A few weeks ago I wrote about my visit to Geneva as part of the Beyond Entropy art/architecture/science collaboration sponsored by the Architecture Association. We continued our work last weekend in the Dorset woods visiting the AA’s Hooke Park site, a 350-acre forest with a bit more space for workshops than their Bedford Square buildings in central London.
Our group’s brief was to explore the concept of “mechanical energy” and we took as our starting point “How To Build A Time Machine”, by the French pre-absurdist Alfred Jarry (who I remember first encountering as the inspiration behind the name of Cleveland proto-punks Pere Ubu and as an occasional character in Zippy the Pinhead). Like Wells’ Time Machine from the same period, Jarry envisions time as a fourth dimension, and equips a massive cube with giant flywheels. Conservation of angular momentum (real physics) keeps the machine from moving in space, and also in time (that’s the absurdity).
We started by playing with some store-bought gyroscopes, trying to fix them to the faces of a cube, but soon realized that it was difficult to connect the edges of the cube to the axes of the spinning disks, although we did make this lovely machine out of small electric motors, rotors from tape decks, and machined metal disks (where by “we” I must admit that my mechanical prowess doesn’t quite rate much beyond kibbitzing on my part).

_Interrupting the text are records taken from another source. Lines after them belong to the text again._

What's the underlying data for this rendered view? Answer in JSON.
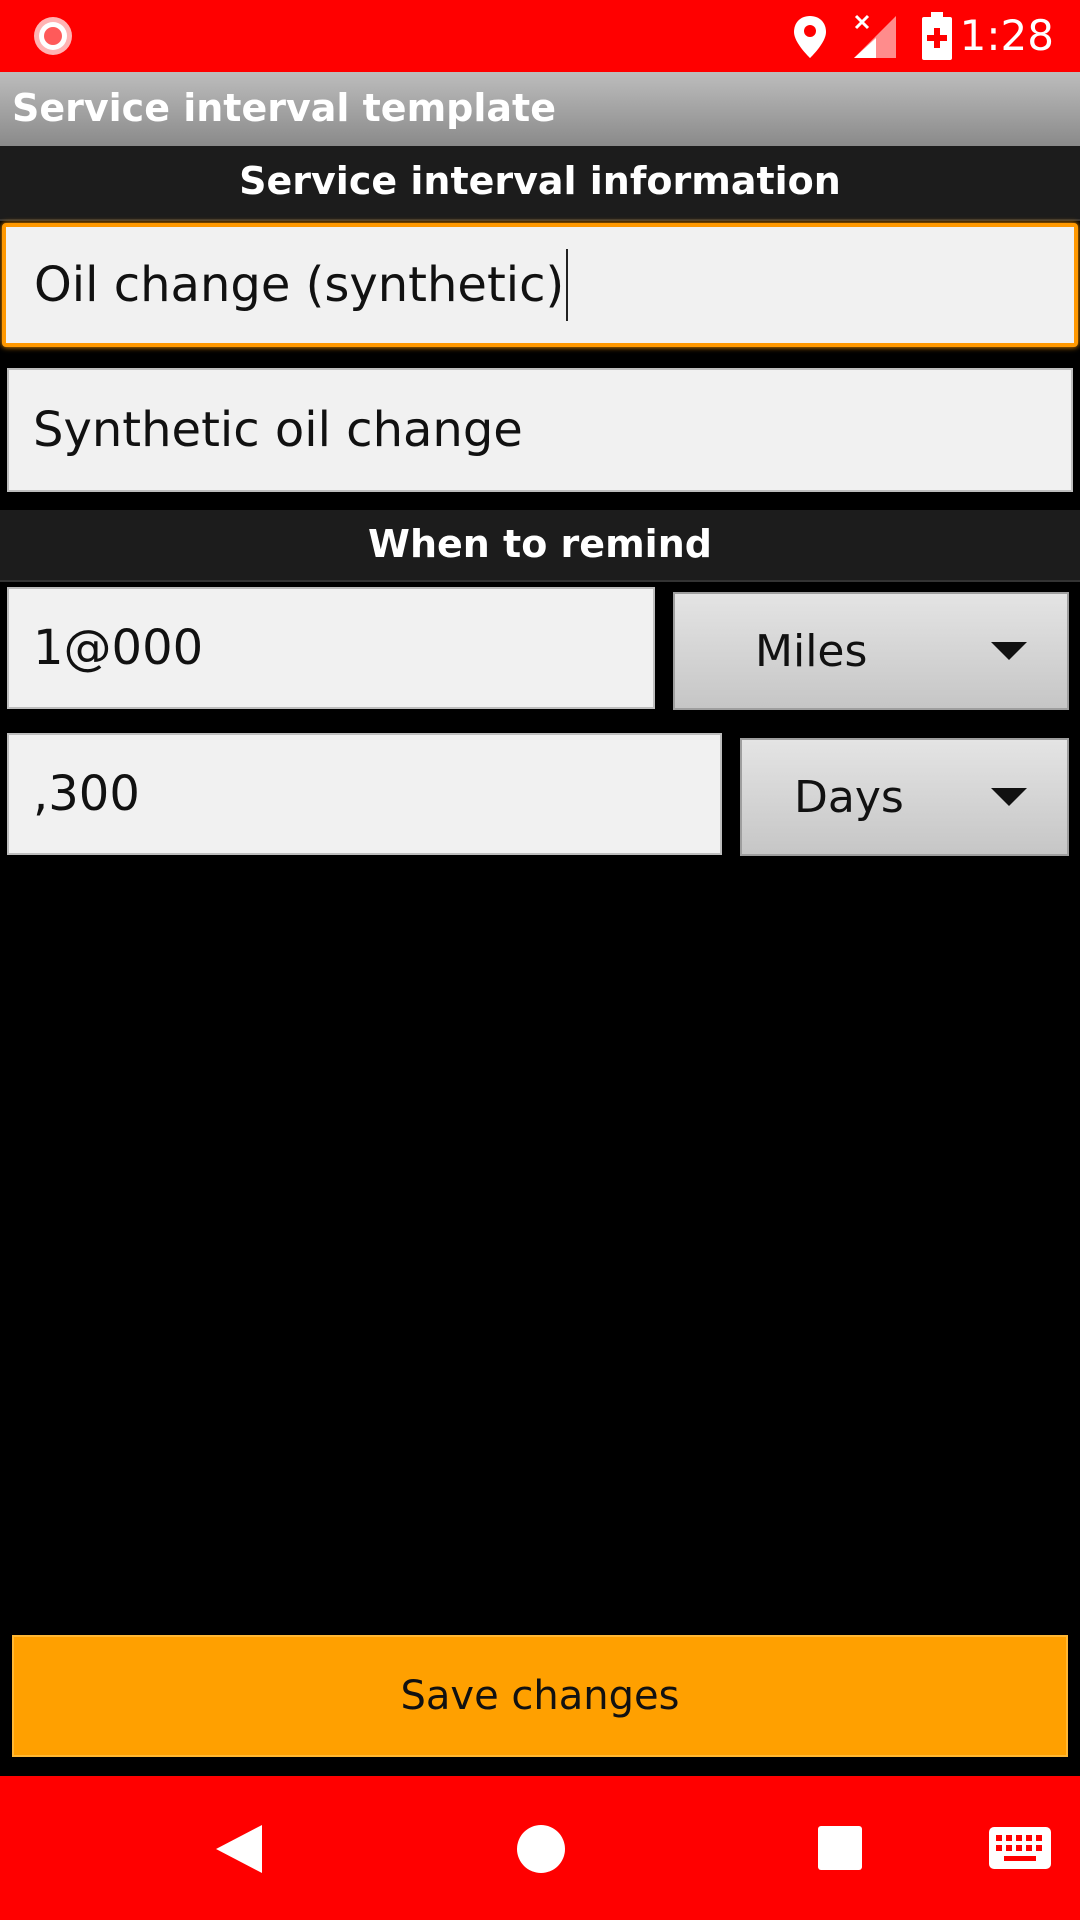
{
  "status_bar": {
    "time": "1:28",
    "icons": [
      "record-icon",
      "location-icon",
      "signal-icon",
      "battery-charging-icon"
    ],
    "background_color": "#ff0000"
  },
  "title_bar": {
    "title": "Service interval template"
  },
  "info_section": {
    "header": "Service interval information",
    "name_value": "Oil change (synthetic)",
    "description_value": "Synthetic oil change"
  },
  "remind_section": {
    "header": "When to remind",
    "distance_value": "1@000",
    "distance_unit": "Miles",
    "time_value": ",300",
    "time_unit": "Days"
  },
  "save_button": {
    "label": "Save changes",
    "color": "#ffa000"
  },
  "nav_bar": {
    "icons": [
      "back-icon",
      "home-icon",
      "recents-icon",
      "keyboard-icon"
    ],
    "background_color": "#ff0000"
  }
}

But we wanted something more substantial, and more symmetric. The design breakthrough, and my only major contribution, came with the realization that we could join the axes of the flywheels and the corners of the faces of cube with a triangle — a simpler and more stable shape than the cube itself. Shin Egashira, the architectural side of our triangular collaboration, took this forward to an actual design. We cut it from thick plywood with a magnificent CNC machine…

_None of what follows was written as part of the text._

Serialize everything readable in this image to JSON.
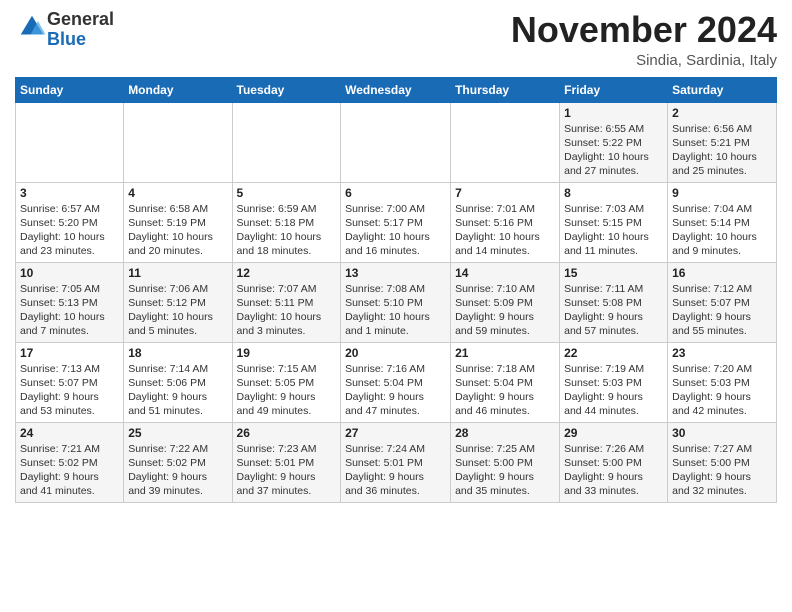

…which we then put together to make this:
The flywheels spin on bearings, and can actually generate quite a bit of angular momentum. We couldn’t yet work out an efficient way to get and keep all three wheels spinning at once, but the whole mechanism is stable (and well-built!) enough to spin around rather amazingly on the ground:
Next, the work of our collaboration and the others in the Beyond Entropy “cluster” will be presented at the Festival dell’energia in Lecce, and then this summer in Venice for the Architecture Biennale. Sadly, we weren’t able to travel in time any faster (or slower) than the usual one second per second, so these events are approaching fast.